December 31, 2019

Midnight, not a sound from the pavement… except for the random fireworks going off hither and yon and the distant sounds of idiots discharging their guns into the air. Apparently the basic laws of physics like what goes up must come down never occurs to them and the Birmingham PD spends most of New Years night trying to keep people from injuring themselves with stray bullets.

I did go to a New Years Eve party at Sara James and Mike Cunliffe‘s house. Lots of theater friends and family whom I am always happy to see and catch up with. I could not stay much past midnight though as deep rooted anxieties were welling up and I knew I was not going to be good company a lot longer. When I have such feelings these days, time to go home and write and try to figure them out.

This year is not just the turn of a year, but the turn of the decade (alright purists, I know that the decade doesn’t officially start for another year but we all have to start putting two new digits in the year tomorrow rather than one so I’m going to let it slide). Therefore, lots of conversations about where we were ten years ago, twenty years ago… I could go up to fifty years ago quite easily but as most of the guests were millennials, that would mean about as much to them as tales of the Depression did to me as a young person. That of course got me thinking about all the radical changes in my life over the last few decades and then focusing in on New Years Eves past, bringing up some highly unpleasant memories which are the likely cause of tonight’s interior sturm und drang.

Holidays 2009 – I don’t know where we were or what we were doing but wine seems to have been involved

New Years ten years ago – 2009 – this one was most notable for my having broken my foot a few days before mopping the floors at the old house getting things ready for Tommy and my annual Sunday after Christmas holiday extravaganza. Despite a broken metatarsal, the party went off without a hitch but by the end of the evening, I was barely moving due to the increasing pain in my foot. I went to the orthopedics department the next day where X-rays confirmed the fracture and I was immediately put in a short leg cast as they didn’t trust me with just a boot with my crazy schedule. Tommy and I stayed home for New Year’s Eve, me with a cocktail of hydrocodone and single malt scotch and a clunky cast to get used to. We went to bed early. 2009 was a bit of a nadir for the two of us. Tommy was at this point in his third year at Montevallo. He had to take a semester off due to his back problems culminating in surgery. We were missing his income, the crash of the economy had left our finances in some disarray and we were paying for the major remodel of two years before. We knew the next decade had to get better, and, until the last couple of years, it did.

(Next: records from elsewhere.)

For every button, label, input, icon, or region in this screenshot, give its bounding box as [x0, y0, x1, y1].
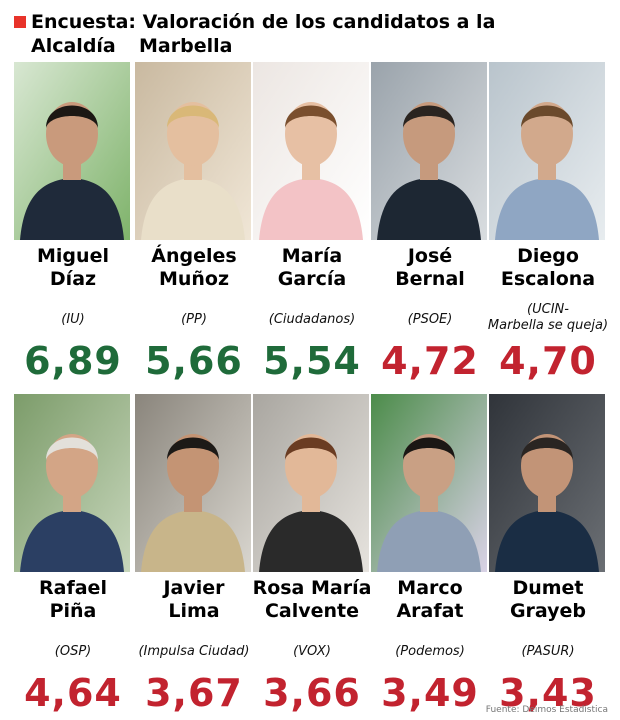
candidate-name: Diego Escalona	[479, 245, 617, 291]
candidate-score: 5,66	[145, 339, 243, 383]
candidate-name-line1: Dumet	[512, 577, 584, 599]
candidate-score: 4,72	[381, 339, 479, 383]
candidate-name-line1: Javier	[163, 577, 225, 599]
candidate-name: Javier Lima	[125, 577, 263, 623]
candidate-name: Marco Arafat	[361, 577, 499, 623]
candidate-score: 3,66	[263, 671, 361, 715]
title-text-line2: Marbella	[139, 35, 233, 57]
candidate-name-line1: Marco	[397, 577, 463, 599]
candidate-score: 3,49	[381, 671, 479, 715]
candidate-party-line1: (PSOE)	[407, 312, 453, 327]
candidate-name-line2: Muñoz	[158, 268, 230, 290]
candidate-name: Miguel Díaz	[4, 245, 142, 291]
candidate-score: 4,64	[24, 671, 122, 715]
portrait-icon	[253, 62, 369, 240]
candidate-party: (VOX)	[239, 644, 385, 660]
candidate-name-line2: Arafat	[396, 600, 464, 622]
portrait-icon	[371, 394, 487, 572]
candidate-name: Rosa María Calvente	[243, 577, 381, 623]
candidate-name: María García	[243, 245, 381, 291]
portrait-icon	[135, 62, 251, 240]
candidate-name-line2: Calvente	[264, 600, 360, 622]
candidate-name-line2: Escalona	[500, 268, 596, 290]
candidate-score: 6,89	[24, 339, 122, 383]
candidate-name-line2: Díaz	[49, 268, 97, 290]
source-note: Fuente: Deimos Estadística	[485, 705, 608, 715]
candidate-name-line1: Rosa María	[252, 577, 372, 599]
candidate-party: (IU)	[0, 312, 146, 328]
portrait-icon	[14, 394, 130, 572]
candidate-name-line1: María	[281, 245, 343, 267]
portrait-icon	[371, 62, 487, 240]
candidate-party: (PASUR)	[475, 644, 620, 660]
candidate-name-line1: José	[407, 245, 453, 267]
candidate-party: (PSOE)	[357, 312, 503, 328]
portrait-icon	[489, 394, 605, 572]
portrait-icon	[489, 62, 605, 240]
candidate-party: (Podemos)	[357, 644, 503, 660]
candidate-name-line1: Rafael	[39, 577, 107, 599]
portrait-icon	[135, 394, 251, 572]
title-marker-icon	[14, 16, 26, 28]
candidate-score: 5,54	[263, 339, 361, 383]
candidate-name-line2: García	[277, 268, 347, 290]
candidate-party-line1: (Podemos)	[395, 644, 465, 659]
candidate-name-line2: Lima	[168, 600, 220, 622]
candidate-party: (PP)	[121, 312, 267, 328]
candidate-name-line2: Bernal	[395, 268, 465, 290]
candidate-party-line1: (IU)	[61, 312, 85, 327]
portrait-icon	[14, 62, 130, 240]
candidate-party: (UCIN- Marbella se queja)	[475, 302, 620, 334]
candidate-party-line1: (UCIN-	[527, 302, 569, 317]
candidate-party-line1: (OSP)	[54, 644, 92, 659]
candidate-party: (OSP)	[0, 644, 146, 660]
candidate-name-line1: Diego	[517, 245, 579, 267]
candidate-score: 3,67	[145, 671, 243, 715]
candidate-name: Rafael Piña	[4, 577, 142, 623]
candidate-name: Ángeles Muñoz	[125, 245, 263, 291]
candidate-party-line1: (Impulsa Ciudad)	[138, 644, 250, 659]
candidate-score: 3,43	[499, 671, 597, 715]
candidate-name-line1: Miguel	[37, 245, 109, 267]
candidate-name-line2: Piña	[49, 600, 97, 622]
candidate-party-line2: Marbella se queja)	[487, 318, 609, 333]
candidate-name-line1: Ángeles	[151, 245, 237, 267]
candidate-party-line1: (PASUR)	[521, 644, 575, 659]
candidate-party-line1: (Ciudadanos)	[268, 312, 356, 327]
candidate-name: José Bernal	[361, 245, 499, 291]
candidate-name: Dumet Grayeb	[479, 577, 617, 623]
candidate-party-line1: (PP)	[181, 312, 207, 327]
candidate-party: (Ciudadanos)	[239, 312, 385, 328]
portrait-icon	[253, 394, 369, 572]
candidate-name-line2: Grayeb	[509, 600, 587, 622]
candidate-party: (Impulsa Ciudad)	[121, 644, 267, 660]
candidate-party-line1: (VOX)	[293, 644, 331, 659]
candidate-score: 4,70	[499, 339, 597, 383]
title-text: Encuesta: Valoración de los candidatos a…	[31, 11, 496, 57]
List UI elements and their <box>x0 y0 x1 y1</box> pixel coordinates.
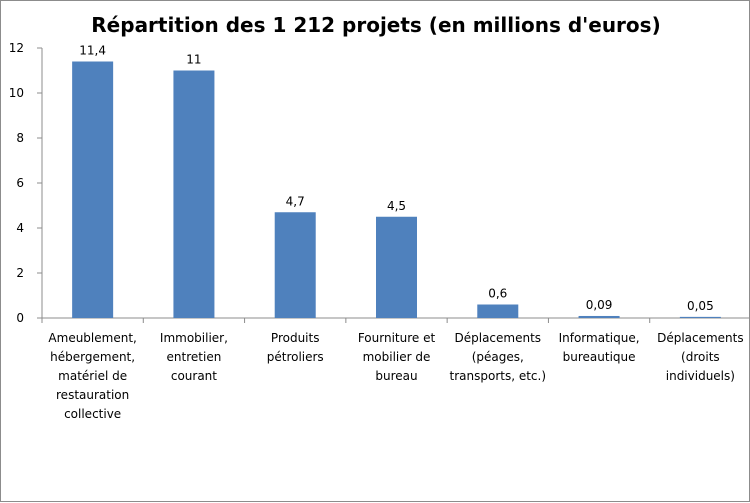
y-tick-label: 4 <box>16 221 24 235</box>
y-tick-label: 6 <box>16 176 24 190</box>
category-label-line: Produits <box>271 331 320 345</box>
bar <box>376 216 417 318</box>
y-tick-label: 12 <box>9 41 24 55</box>
category-label-line: Déplacements <box>455 331 542 345</box>
category-label-line: restauration <box>56 388 129 402</box>
bar <box>679 316 721 318</box>
y-tick-label: 0 <box>16 311 24 325</box>
bar <box>477 304 519 318</box>
y-tick-label: 8 <box>16 131 24 145</box>
category-label-line: collective <box>64 407 121 421</box>
category-label-line: Immobilier, <box>160 331 228 345</box>
category-label-line: entretien <box>167 350 222 364</box>
category-label: Immobilier, entretien courant <box>160 331 228 383</box>
category-label: Ameublement, hébergement, matériel de resta… <box>48 331 136 421</box>
category-label-line: mobilier de <box>363 350 431 364</box>
category-label-line: Informatique, <box>559 331 640 345</box>
data-label: 0,6 <box>488 287 507 301</box>
category-label-line: bureau <box>375 369 417 383</box>
category-label-line: pétroliers <box>267 350 324 364</box>
data-label: 4,5 <box>387 199 406 213</box>
category-label-line: Fourniture et <box>358 331 436 345</box>
bar <box>578 315 620 318</box>
category-label-line: (péages, <box>472 350 524 364</box>
chart-title: Répartition des 1 212 projets (en millio… <box>91 13 661 37</box>
data-label: 0,09 <box>586 298 613 312</box>
bar <box>274 212 316 318</box>
category-label-line: matériel de <box>58 369 127 383</box>
bar <box>173 70 215 318</box>
data-label: 4,7 <box>286 194 305 208</box>
category-label-line: hébergement, <box>50 350 135 364</box>
category-label-line: (droits <box>681 350 720 364</box>
category-label-line: courant <box>171 369 217 383</box>
category-label: Produits pétroliers <box>267 331 324 364</box>
category-label-line: transports, etc.) <box>450 369 547 383</box>
category-label: Déplacements (péages, transports, etc.) <box>450 331 547 383</box>
y-tick-label: 2 <box>16 266 24 280</box>
category-label: Fourniture et mobilier de bureau <box>358 331 436 383</box>
y-tick-label: 10 <box>9 86 24 100</box>
data-label: 11 <box>186 53 201 67</box>
category-label: Informatique, bureautique <box>559 331 640 364</box>
category-label-line: Ameublement, <box>48 331 136 345</box>
data-label: 0,05 <box>687 299 714 313</box>
bar <box>72 61 114 318</box>
category-label-line: individuels) <box>666 369 735 383</box>
data-label: 11,4 <box>79 44 106 58</box>
category-label-line: Déplacements <box>657 331 744 345</box>
category-label-line: bureautique <box>563 350 636 364</box>
category-label: Déplacements (droits individuels) <box>657 331 744 383</box>
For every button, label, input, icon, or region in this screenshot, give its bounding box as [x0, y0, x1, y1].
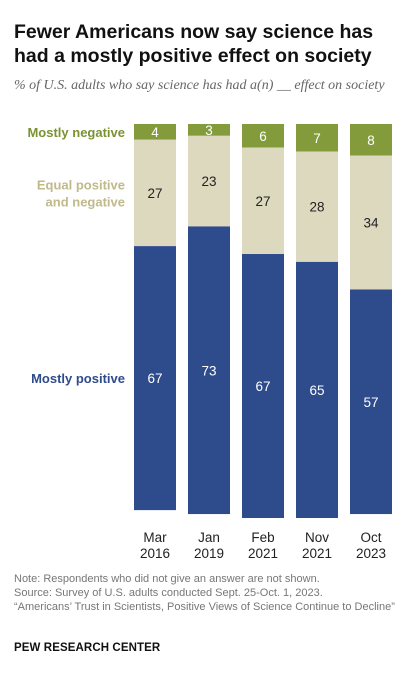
- data-label-equal: 34: [363, 216, 379, 231]
- data-label-mostly-negative: 6: [259, 129, 267, 144]
- data-label-mostly-positive: 67: [147, 371, 162, 386]
- bar-mostly-negative: [350, 124, 392, 156]
- data-label-mostly-negative: 8: [367, 133, 375, 148]
- bar-mostly-positive: [188, 226, 230, 515]
- report-title: “Americans’ Trust in Scientists, Positiv…: [14, 601, 395, 613]
- bar-mostly-positive: [350, 289, 392, 515]
- bar-mostly-negative: [242, 124, 284, 148]
- data-label-equal: 27: [147, 186, 162, 201]
- series-label-equal: Equal positive and negative: [37, 177, 125, 209]
- data-label-mostly-negative: 7: [313, 131, 321, 146]
- bar-mostly-negative: [296, 124, 338, 152]
- pew-research-center-credit: PEW RESEARCH CENTER: [14, 642, 161, 654]
- data-label-mostly-positive: 57: [363, 395, 378, 410]
- bar-mostly-negative: [188, 124, 230, 136]
- data-label-mostly-positive: 65: [309, 383, 324, 398]
- data-label-mostly-positive: 67: [255, 379, 270, 394]
- bar-mostly-positive: [296, 261, 338, 518]
- bar-equal: [296, 151, 338, 262]
- series-label-mostly-positive: Mostly positive: [31, 371, 125, 386]
- x-tick-label: Feb 2021: [248, 530, 278, 561]
- data-label-equal: 27: [255, 194, 270, 209]
- x-tick-label: Jan 2019: [194, 530, 224, 561]
- data-label-equal: 23: [201, 174, 216, 189]
- stacked-bar-chart: 4 27 67 Mar 2016 3 23 73 Jan 2019 6 27 67 Feb 2021 7 28 6…: [27, 123, 392, 561]
- x-tick-label: Oct 2023: [356, 530, 386, 561]
- bar-equal: [134, 139, 176, 247]
- x-tick-label: Mar 2016: [140, 530, 170, 561]
- bar-mostly-negative: [134, 124, 176, 140]
- data-label-equal: 28: [309, 200, 324, 215]
- bar-mostly-positive: [242, 254, 284, 518]
- source-text: Source: Survey of U.S. adults conducted …: [14, 587, 323, 599]
- chart-title: Fewer Americans now say science has had …: [14, 21, 374, 67]
- bar-equal: [242, 147, 284, 255]
- note-text: Note: Respondents who did not give an an…: [14, 573, 320, 585]
- bar-equal: [350, 155, 392, 290]
- x-tick-label: Nov 2021: [302, 530, 332, 561]
- series-label-mostly-negative: Mostly negative: [27, 125, 125, 140]
- bar-mostly-positive: [134, 246, 176, 511]
- chart-notes: Note: Respondents who did not give an an…: [14, 572, 398, 614]
- data-label-mostly-negative: 3: [205, 123, 213, 138]
- data-label-mostly-positive: 73: [201, 363, 216, 378]
- bar-equal: [188, 135, 230, 227]
- data-label-mostly-negative: 4: [151, 125, 159, 140]
- chart-subtitle: % of U.S. adults who say science has had…: [14, 78, 385, 93]
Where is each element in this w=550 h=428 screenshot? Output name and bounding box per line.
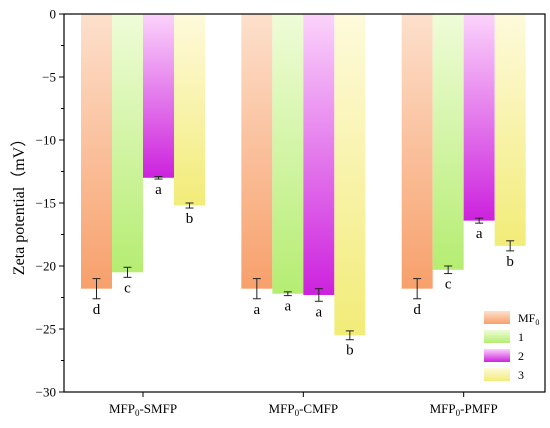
legend-label: 1 — [518, 330, 524, 344]
significance-letter: d — [93, 302, 101, 318]
significance-letter: a — [253, 302, 260, 318]
legend-item: 3 — [484, 368, 524, 382]
y-tick-label: −15 — [36, 196, 56, 211]
bar-4-group-1 — [174, 14, 205, 206]
bar-1-group-3 — [401, 14, 433, 289]
significance-letter: a — [315, 304, 322, 320]
bar-2-group-1 — [112, 14, 143, 273]
error-bar — [444, 265, 453, 275]
error-bar — [283, 291, 292, 297]
legend-item: 2 — [484, 349, 524, 363]
bars-layer — [81, 14, 526, 336]
significance-letter: a — [476, 226, 483, 242]
error-bar — [345, 330, 354, 341]
y-tick-label: −5 — [42, 70, 56, 85]
significance-letter: b — [506, 254, 514, 270]
error-bar — [252, 278, 261, 300]
y-tick-label: −30 — [36, 385, 56, 400]
error-bar — [413, 278, 422, 300]
bar-1-group-1 — [81, 14, 112, 289]
legend-label: 2 — [518, 349, 524, 363]
y-tick-label: 0 — [50, 7, 57, 22]
error-bars-layer — [92, 176, 515, 341]
error-bar — [506, 240, 515, 252]
bar-3-group-2 — [303, 14, 335, 295]
significance-letter: b — [346, 343, 354, 359]
significance-letter: b — [186, 211, 194, 227]
significance-letter: d — [413, 302, 421, 318]
x-category-label: MFP0-SMFP — [109, 401, 177, 418]
axes-layer: 0 −5 −10 −15 −20 −25 −30 MFP0-SMFP MFP0-CMFP MFP0… — [10, 7, 546, 418]
legend-label: 3 — [518, 368, 524, 382]
error-bar — [154, 176, 163, 180]
legend-label: MF0 — [518, 311, 539, 327]
error-bar — [185, 202, 194, 209]
significance-letter: c — [445, 277, 452, 293]
bar-1-group-2 — [241, 14, 273, 289]
error-bar — [475, 217, 484, 224]
bar-3-group-3 — [463, 14, 495, 221]
error-bar — [92, 278, 101, 300]
significance-letter: a — [284, 299, 291, 315]
legend-item: 1 — [484, 330, 524, 344]
legend-item: MF0 — [484, 311, 539, 327]
bar-3-group-1 — [143, 14, 174, 178]
significance-letter: a — [155, 182, 162, 198]
bar-2-group-3 — [432, 14, 464, 270]
y-tick-label: −20 — [36, 259, 56, 274]
x-category-label: MFP0-PMFP — [430, 401, 498, 418]
error-bar — [123, 266, 132, 278]
bar-4-group-2 — [334, 14, 366, 336]
significance-letters-layer: d c a b a a a b d c a b — [93, 182, 514, 359]
y-tick-label: −25 — [36, 322, 56, 337]
y-tick-label: −10 — [36, 133, 56, 148]
y-axis-title: Zeta potential（mV） — [10, 131, 28, 275]
legend-swatch — [484, 368, 510, 381]
legend: MF0 1 2 3 — [484, 311, 539, 382]
x-category-label: MFP0-CMFP — [269, 401, 339, 418]
bar-4-group-3 — [494, 14, 526, 246]
legend-swatch — [484, 330, 510, 343]
legend-swatch — [484, 349, 510, 362]
legend-swatch — [484, 311, 510, 324]
significance-letter: c — [124, 280, 131, 296]
error-bar — [314, 288, 323, 302]
bar-2-group-2 — [272, 14, 304, 294]
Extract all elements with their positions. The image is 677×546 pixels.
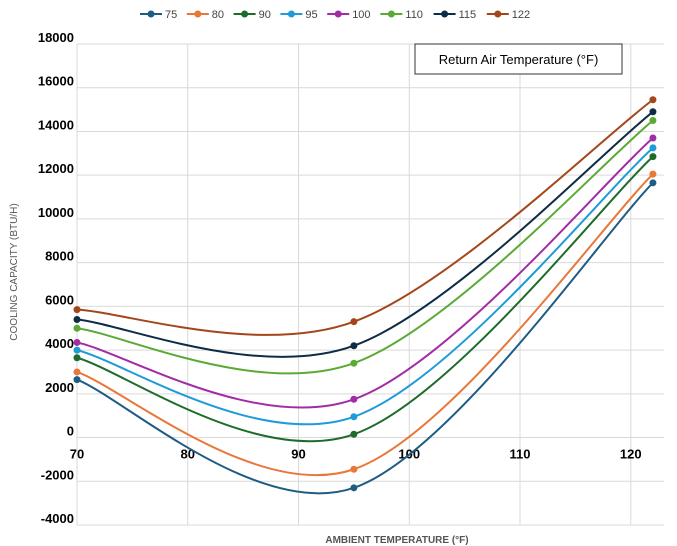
legend-item-75[interactable]: 75 (140, 9, 177, 21)
y-tick-label: 14000 (38, 117, 74, 132)
series-line (76, 147, 654, 426)
series-90 (73, 153, 657, 443)
legend-label: 90 (259, 9, 271, 21)
data-point[interactable] (649, 134, 657, 142)
data-point[interactable] (73, 324, 81, 332)
series-110 (73, 117, 657, 375)
legend-swatch-marker (441, 10, 449, 18)
y-tick-label: 12000 (38, 161, 74, 176)
series-95 (73, 144, 657, 426)
legend-swatch-marker (287, 10, 295, 18)
series-115 (73, 108, 657, 358)
legend-item-100[interactable]: 100 (327, 9, 371, 21)
annotation-box (414, 43, 623, 75)
y-tick-label: 16000 (38, 74, 74, 89)
legend-item-90[interactable]: 90 (233, 9, 271, 21)
legend-swatch-marker (387, 10, 395, 18)
series-line (76, 110, 654, 358)
data-point[interactable] (73, 376, 81, 384)
series-line (76, 98, 654, 336)
data-point[interactable] (350, 465, 358, 473)
legend-swatch-marker (494, 10, 502, 18)
legend: 75 80 90 95 100 110 115 122 (140, 9, 530, 21)
data-point[interactable] (73, 338, 81, 346)
data-point[interactable] (350, 430, 358, 438)
data-point[interactable] (73, 306, 81, 314)
y-tick-label: 2000 (45, 380, 74, 395)
series-80 (73, 170, 657, 477)
legend-item-80[interactable]: 80 (186, 9, 224, 21)
data-point[interactable] (350, 395, 358, 403)
x-tick-label: 120 (620, 447, 642, 462)
legend-swatch-marker (241, 10, 249, 18)
y-tick-label: 8000 (45, 249, 74, 264)
legend-label: 75 (165, 9, 177, 21)
x-tick-label: 80 (181, 447, 195, 462)
legend-label: 95 (305, 9, 317, 21)
y-tick-label: 6000 (45, 292, 74, 307)
y-tick-label: 4000 (45, 336, 74, 351)
legend-swatch-marker (194, 10, 202, 18)
data-point[interactable] (73, 354, 81, 362)
data-point[interactable] (649, 96, 657, 104)
y-axis-ticks: -4000 -2000 0 2000 4000 6000 8000 10000 12000 140… (38, 30, 74, 526)
legend-swatch-marker (334, 10, 342, 18)
data-point[interactable] (73, 315, 81, 323)
data-point[interactable] (649, 179, 657, 187)
y-tick-label: -2000 (41, 467, 74, 482)
series-group (73, 96, 657, 495)
data-point[interactable] (649, 153, 657, 161)
y-tick-label: 18000 (38, 30, 74, 45)
legend-label: 80 (212, 9, 224, 21)
series-line (76, 137, 654, 409)
legend-item-122[interactable]: 122 (486, 9, 530, 21)
y-tick-label: -4000 (41, 511, 74, 526)
data-point[interactable] (350, 484, 358, 492)
legend-label: 110 (405, 9, 423, 21)
data-point[interactable] (350, 318, 358, 326)
x-tick-label: 70 (70, 447, 84, 462)
annotation: Return Air Temperature (°F) (414, 43, 623, 75)
legend-label: 115 (459, 9, 477, 21)
legend-swatch-marker (147, 10, 155, 18)
series-line (76, 155, 654, 443)
legend-item-115[interactable]: 115 (433, 9, 477, 21)
series-100 (73, 134, 657, 409)
y-axis-title: COOLING CAPACITY (BTU/H) (9, 203, 20, 340)
grid (76, 43, 664, 526)
data-point[interactable] (649, 108, 657, 116)
x-axis-ticks: 70 80 90 100 110 120 (70, 447, 642, 462)
data-point[interactable] (350, 359, 358, 367)
series-line (76, 119, 654, 375)
data-point[interactable] (350, 342, 358, 350)
data-point[interactable] (73, 368, 81, 376)
legend-item-110[interactable]: 110 (380, 9, 423, 21)
x-tick-label: 110 (510, 447, 531, 462)
data-point[interactable] (73, 346, 81, 354)
y-tick-label: 0 (67, 424, 74, 439)
data-point[interactable] (350, 413, 358, 421)
series-line (76, 182, 654, 495)
series-122 (73, 96, 657, 336)
x-tick-label: 90 (291, 447, 305, 462)
data-point[interactable] (649, 117, 657, 125)
y-tick-label: 10000 (38, 205, 74, 220)
series-75 (73, 179, 657, 495)
annotation-text: Return Air Temperature (°F) (439, 52, 599, 67)
data-point[interactable] (649, 144, 657, 152)
data-point[interactable] (649, 170, 657, 178)
x-axis-title: AMBIENT TEMPERATURE (°F) (325, 535, 468, 546)
legend-item-95[interactable]: 95 (280, 9, 318, 21)
legend-label: 100 (352, 9, 370, 21)
legend-label: 122 (512, 9, 530, 21)
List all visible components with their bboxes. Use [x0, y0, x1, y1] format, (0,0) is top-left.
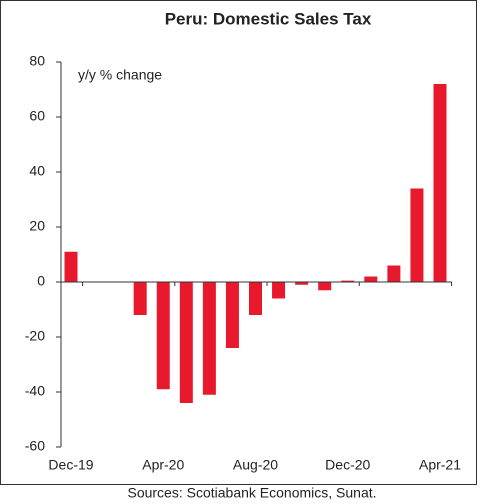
bar [156, 282, 170, 390]
x-tick-label: Apr-21 [419, 457, 461, 473]
y-axis-label: y/y % change [78, 67, 162, 83]
bar [64, 251, 78, 282]
bar [364, 276, 378, 282]
y-tick-label: -60 [25, 438, 45, 454]
x-tick-label: Aug-20 [233, 457, 278, 473]
x-tick-label: Apr-20 [142, 457, 184, 473]
y-tick-label: -40 [25, 383, 45, 399]
source: Sources: Scotiabank Economics, Sunat. [127, 485, 376, 501]
bar [179, 282, 193, 403]
bar [318, 282, 332, 291]
bar [387, 265, 401, 282]
chart-title: Peru: Domestic Sales Tax [165, 9, 372, 28]
bar [272, 282, 286, 299]
y-tick-label: -20 [25, 328, 45, 344]
bar [410, 188, 424, 282]
y-tick-label: 80 [29, 53, 45, 69]
bar [295, 282, 309, 285]
bar [341, 280, 355, 282]
y-tick-label: 0 [37, 273, 45, 289]
bar [202, 282, 216, 395]
y-tick-label: 60 [29, 108, 45, 124]
y-tick-label: 40 [29, 163, 45, 179]
bar [249, 282, 262, 315]
bar [225, 282, 239, 348]
bar [433, 84, 447, 282]
bar [133, 282, 147, 315]
x-tick-label: Dec-19 [48, 457, 93, 473]
frame [0, 0, 477, 485]
y-tick-label: 20 [29, 218, 45, 234]
x-tick-label: Dec-20 [325, 457, 370, 473]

Thanks Sara James for sending me this link. It captures that night

New Years twenty years ago – 1999 – these were the memories that came welling up tonight, a number of which I had suppressed for some time. I remembered them intellectually, but not emotionally. At this point, Steve and I had been in Birmingham for just over a year. We had discovered how ill he was about two months prior. When his respiratory disease became apparent around Halloween of 1999, he went into denial. He refused medical care or to see a doctor and just wanted to be left alone to die. I could never fight him on such things and did what I could to make sure he was comfortable at home, assuming he would eventually change his mind. We got through Christmas. He was weak, but his usual self. New Years Eve, we set out in the morning for breakfast at the Original Pancake House in Five Points South. I parked the car, we got out, and proceeded to walk the block. Half way across the crosswalk in front of the restaurant, he stopped, turned to me, and said ‘I can’t do this anymore. Take me to the Emergency Room’. We turned around, I did, and he was admitted to UAB hospital for the first time of many of his final illness. Oxygen and some judicious morphine made his breathing easier and we got him up to a hospital room.

I think everyone of my generation, starting in the late 70s or early 80s, wondered about where they would be or what they would do at the turn of the millennium, the night that 1999 gave way to 2000. I know I had fantasies of some fabulous evening at the Rainbow Room or a fancy beach resort. The reality was holding my partner in a strange hospital room, knowing I was going to lose him, and having no idea what the road ahead was going to look like. That feeling of anxiety, fear, and bleakness was percolating to the surface again this evening and I can still feel it whirling around inside.

The doctors were able to stabilize Steve and he did amazingly well for about a year. Well enough that we could travel some, that he could work prodigiously at his art, do his volunteer work, and be genuinely happy for the first time in his adult life. The last six months were more difficult but even then, he had more good days than bad ones. I learned to channel my fears and anxieties into being a better caregiver, personally and professionally – it was that experience that completely changed me as a physician and allowed me to develop the persona that has made me so well known in my field. The side effect of all that was a deep feeling of exhaustion, and of frustration – which eventually gave birth to the wacky world of Mrs. Norman Maine.

Those past griefs are still there. They still feel fresh in some ways which is why I did not feel like I could stay out terribly late this evening. When I am emotional, I am like a wounded cat and I seek out a rock under which to hide and lick my wounds until they either heal or fester. It’s all still feeling strange inside my head, but at least I’ve identified what it is and why which is the first step to channeling it into more constructive arenas. I expect troubled dreams tonigh, but soon it will be morning and tomorrow, as Katie Scarlett once said, is another day.